There is no single cause for family separation, according to Edwin Silverman, chief of the Bureau of Refugee and Immigrant Services at the Illinois Department of Human Services. “One reason might be that the children are adult children, which theoretically should make no difference but sometimes it does because they’re registered as a separate case. Sometimes some of the family members get registered at a later period than those who were registered early. And, infrequently, it can be a matter of somebody not passing a security clearance,” Silverman says.  But the most common cause, in his words, is “poor judgment.”

Majaliwa’s case was different because he elected to leave his children behind with their mother. (Their separation was not a result of the bureaucracy of resettlement.)

Family separation during resettlement complicates the process for everyone involved.  “It’s easier for them to be approved as a whole group,” according to Silverman.

Aside from the physical and emotional tolls that separation can take, there are also logistical issues upon resettlement. “We, in particular, encountered a problem with the Burundians, in that in a number of cases. The older parents were approved for resettlement but the children were left behind,” says Silverman.

Families often depend on children who learned English in school to break down the language barrier. Resettlement becomes more difficult for their parents in their absence.

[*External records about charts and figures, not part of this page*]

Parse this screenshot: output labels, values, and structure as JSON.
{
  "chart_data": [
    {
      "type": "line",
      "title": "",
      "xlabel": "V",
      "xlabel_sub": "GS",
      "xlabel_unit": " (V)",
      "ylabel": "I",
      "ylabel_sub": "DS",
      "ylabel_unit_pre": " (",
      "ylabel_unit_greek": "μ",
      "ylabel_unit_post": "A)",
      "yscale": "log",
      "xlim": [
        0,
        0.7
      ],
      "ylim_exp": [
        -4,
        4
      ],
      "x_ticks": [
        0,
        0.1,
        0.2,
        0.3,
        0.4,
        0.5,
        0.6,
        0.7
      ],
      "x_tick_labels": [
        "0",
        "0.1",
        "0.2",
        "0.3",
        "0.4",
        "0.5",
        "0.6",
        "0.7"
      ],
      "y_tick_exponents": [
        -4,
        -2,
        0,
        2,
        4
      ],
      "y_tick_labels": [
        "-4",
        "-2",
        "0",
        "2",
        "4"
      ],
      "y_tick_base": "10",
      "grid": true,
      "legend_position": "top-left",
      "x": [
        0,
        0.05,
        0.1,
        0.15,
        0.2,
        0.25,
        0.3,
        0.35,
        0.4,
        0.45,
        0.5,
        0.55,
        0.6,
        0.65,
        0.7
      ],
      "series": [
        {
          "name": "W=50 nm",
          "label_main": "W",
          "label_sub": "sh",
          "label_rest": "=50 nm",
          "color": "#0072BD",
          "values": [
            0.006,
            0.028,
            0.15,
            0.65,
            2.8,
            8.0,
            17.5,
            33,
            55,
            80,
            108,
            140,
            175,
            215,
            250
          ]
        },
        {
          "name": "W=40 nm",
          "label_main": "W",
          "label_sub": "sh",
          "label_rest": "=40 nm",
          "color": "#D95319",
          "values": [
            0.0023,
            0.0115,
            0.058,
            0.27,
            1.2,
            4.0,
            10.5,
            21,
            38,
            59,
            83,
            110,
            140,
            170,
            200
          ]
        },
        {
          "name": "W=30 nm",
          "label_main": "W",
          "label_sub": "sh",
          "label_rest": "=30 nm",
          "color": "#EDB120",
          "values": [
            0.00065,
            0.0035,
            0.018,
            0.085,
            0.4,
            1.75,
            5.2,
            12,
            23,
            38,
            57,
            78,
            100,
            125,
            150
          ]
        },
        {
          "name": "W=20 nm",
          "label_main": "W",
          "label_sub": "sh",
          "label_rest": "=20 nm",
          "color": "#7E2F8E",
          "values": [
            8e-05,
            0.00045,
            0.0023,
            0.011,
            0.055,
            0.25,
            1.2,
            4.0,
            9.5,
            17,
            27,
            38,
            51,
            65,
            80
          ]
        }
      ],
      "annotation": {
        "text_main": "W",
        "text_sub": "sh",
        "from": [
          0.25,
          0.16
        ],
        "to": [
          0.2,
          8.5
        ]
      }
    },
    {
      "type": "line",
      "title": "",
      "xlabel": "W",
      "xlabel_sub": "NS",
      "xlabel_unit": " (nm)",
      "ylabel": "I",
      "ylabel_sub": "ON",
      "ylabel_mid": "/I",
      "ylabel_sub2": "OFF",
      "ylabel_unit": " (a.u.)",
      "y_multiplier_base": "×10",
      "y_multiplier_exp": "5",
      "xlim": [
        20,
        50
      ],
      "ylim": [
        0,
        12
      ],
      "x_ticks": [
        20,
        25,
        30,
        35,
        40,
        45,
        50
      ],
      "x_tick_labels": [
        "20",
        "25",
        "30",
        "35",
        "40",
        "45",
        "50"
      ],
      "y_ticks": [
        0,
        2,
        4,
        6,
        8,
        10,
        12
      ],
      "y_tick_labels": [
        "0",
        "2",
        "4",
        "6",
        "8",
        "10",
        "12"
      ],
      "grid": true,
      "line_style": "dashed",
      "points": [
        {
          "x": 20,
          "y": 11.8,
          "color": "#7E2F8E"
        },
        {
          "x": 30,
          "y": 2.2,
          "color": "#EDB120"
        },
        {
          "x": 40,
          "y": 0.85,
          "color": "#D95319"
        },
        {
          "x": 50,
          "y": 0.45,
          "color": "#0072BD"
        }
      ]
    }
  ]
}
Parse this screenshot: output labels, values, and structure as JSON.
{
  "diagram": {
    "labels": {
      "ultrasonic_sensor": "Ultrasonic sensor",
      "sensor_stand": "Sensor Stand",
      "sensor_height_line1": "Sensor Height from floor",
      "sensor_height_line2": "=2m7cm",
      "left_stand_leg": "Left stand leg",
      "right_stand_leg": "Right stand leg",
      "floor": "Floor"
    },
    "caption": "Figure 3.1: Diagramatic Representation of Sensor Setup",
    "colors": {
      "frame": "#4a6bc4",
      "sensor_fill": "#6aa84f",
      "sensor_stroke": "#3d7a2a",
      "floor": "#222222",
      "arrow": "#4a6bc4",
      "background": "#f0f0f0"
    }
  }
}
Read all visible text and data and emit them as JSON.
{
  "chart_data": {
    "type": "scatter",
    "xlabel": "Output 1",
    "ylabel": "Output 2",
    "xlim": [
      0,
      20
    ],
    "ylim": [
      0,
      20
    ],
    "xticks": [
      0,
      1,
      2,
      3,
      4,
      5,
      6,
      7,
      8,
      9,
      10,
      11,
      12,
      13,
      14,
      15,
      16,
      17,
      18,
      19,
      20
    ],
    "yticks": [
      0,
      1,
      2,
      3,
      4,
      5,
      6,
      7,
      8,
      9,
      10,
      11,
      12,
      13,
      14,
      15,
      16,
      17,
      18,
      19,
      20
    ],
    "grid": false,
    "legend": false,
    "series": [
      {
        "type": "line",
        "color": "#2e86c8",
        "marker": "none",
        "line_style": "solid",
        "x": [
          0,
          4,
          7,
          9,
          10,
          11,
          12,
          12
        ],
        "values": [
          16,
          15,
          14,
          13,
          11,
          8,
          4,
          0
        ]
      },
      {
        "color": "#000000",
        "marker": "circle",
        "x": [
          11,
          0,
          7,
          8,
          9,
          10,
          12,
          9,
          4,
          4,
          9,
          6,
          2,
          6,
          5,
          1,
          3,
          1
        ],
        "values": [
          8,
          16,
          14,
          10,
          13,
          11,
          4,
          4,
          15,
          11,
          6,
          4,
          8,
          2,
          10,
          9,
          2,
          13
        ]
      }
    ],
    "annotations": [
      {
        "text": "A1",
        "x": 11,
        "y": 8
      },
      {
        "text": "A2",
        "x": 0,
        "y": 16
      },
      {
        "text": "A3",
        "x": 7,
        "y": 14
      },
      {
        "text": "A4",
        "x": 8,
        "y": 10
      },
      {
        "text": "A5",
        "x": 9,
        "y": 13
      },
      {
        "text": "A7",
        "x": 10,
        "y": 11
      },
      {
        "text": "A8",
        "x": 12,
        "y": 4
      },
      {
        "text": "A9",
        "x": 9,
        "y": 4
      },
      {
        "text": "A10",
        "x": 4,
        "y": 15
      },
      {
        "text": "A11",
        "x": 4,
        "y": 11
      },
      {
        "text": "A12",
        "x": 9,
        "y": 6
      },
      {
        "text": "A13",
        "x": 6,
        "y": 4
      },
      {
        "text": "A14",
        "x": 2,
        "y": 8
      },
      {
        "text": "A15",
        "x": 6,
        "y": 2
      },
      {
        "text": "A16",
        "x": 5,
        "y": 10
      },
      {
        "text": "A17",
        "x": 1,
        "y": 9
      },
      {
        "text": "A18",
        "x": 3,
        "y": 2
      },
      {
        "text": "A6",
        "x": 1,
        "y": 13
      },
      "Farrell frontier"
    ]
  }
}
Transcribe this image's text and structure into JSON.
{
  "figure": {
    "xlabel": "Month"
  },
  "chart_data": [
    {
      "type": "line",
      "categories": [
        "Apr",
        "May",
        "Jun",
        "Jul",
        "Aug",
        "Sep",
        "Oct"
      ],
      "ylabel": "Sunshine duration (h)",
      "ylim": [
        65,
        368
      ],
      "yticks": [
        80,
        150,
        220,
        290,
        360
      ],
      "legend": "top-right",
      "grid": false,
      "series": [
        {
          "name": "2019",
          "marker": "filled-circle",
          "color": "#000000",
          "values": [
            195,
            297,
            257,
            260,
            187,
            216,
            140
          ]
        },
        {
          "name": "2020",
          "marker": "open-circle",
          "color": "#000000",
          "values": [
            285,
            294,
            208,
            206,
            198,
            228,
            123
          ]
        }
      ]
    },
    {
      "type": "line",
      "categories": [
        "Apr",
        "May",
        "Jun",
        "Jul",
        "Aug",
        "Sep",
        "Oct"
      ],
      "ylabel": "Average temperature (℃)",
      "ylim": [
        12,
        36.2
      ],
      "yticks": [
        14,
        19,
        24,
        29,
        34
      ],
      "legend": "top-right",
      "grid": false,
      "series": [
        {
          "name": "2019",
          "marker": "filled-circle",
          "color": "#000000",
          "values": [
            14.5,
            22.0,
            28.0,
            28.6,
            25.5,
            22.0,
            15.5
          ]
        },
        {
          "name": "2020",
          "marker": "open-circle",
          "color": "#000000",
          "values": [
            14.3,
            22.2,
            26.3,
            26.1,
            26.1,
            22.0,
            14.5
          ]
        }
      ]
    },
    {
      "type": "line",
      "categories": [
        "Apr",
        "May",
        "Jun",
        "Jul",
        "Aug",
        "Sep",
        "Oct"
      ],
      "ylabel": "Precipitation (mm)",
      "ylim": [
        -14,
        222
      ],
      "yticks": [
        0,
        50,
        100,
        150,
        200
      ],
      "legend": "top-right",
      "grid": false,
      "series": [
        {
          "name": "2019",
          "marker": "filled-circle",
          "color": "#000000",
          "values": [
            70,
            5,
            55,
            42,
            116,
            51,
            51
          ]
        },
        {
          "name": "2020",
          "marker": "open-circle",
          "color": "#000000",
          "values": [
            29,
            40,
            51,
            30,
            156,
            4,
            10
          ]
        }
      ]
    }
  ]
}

Fortunately, some families can be reunited and eventually resettled together. After three years in Kenya and resettlement in Chicago since 2007, Majaliwa was able to track down his other children at their camp in Tanzania. He says they were being cared for by other Congolese, and have been approved for resettlement in the United States. They are just waiting for their visa interviews and airfare. He expects to be reunited with them in the near future.

“When I see them, it will be a great joy, a happiness back in my life,” he says.  “I will never forget that day.”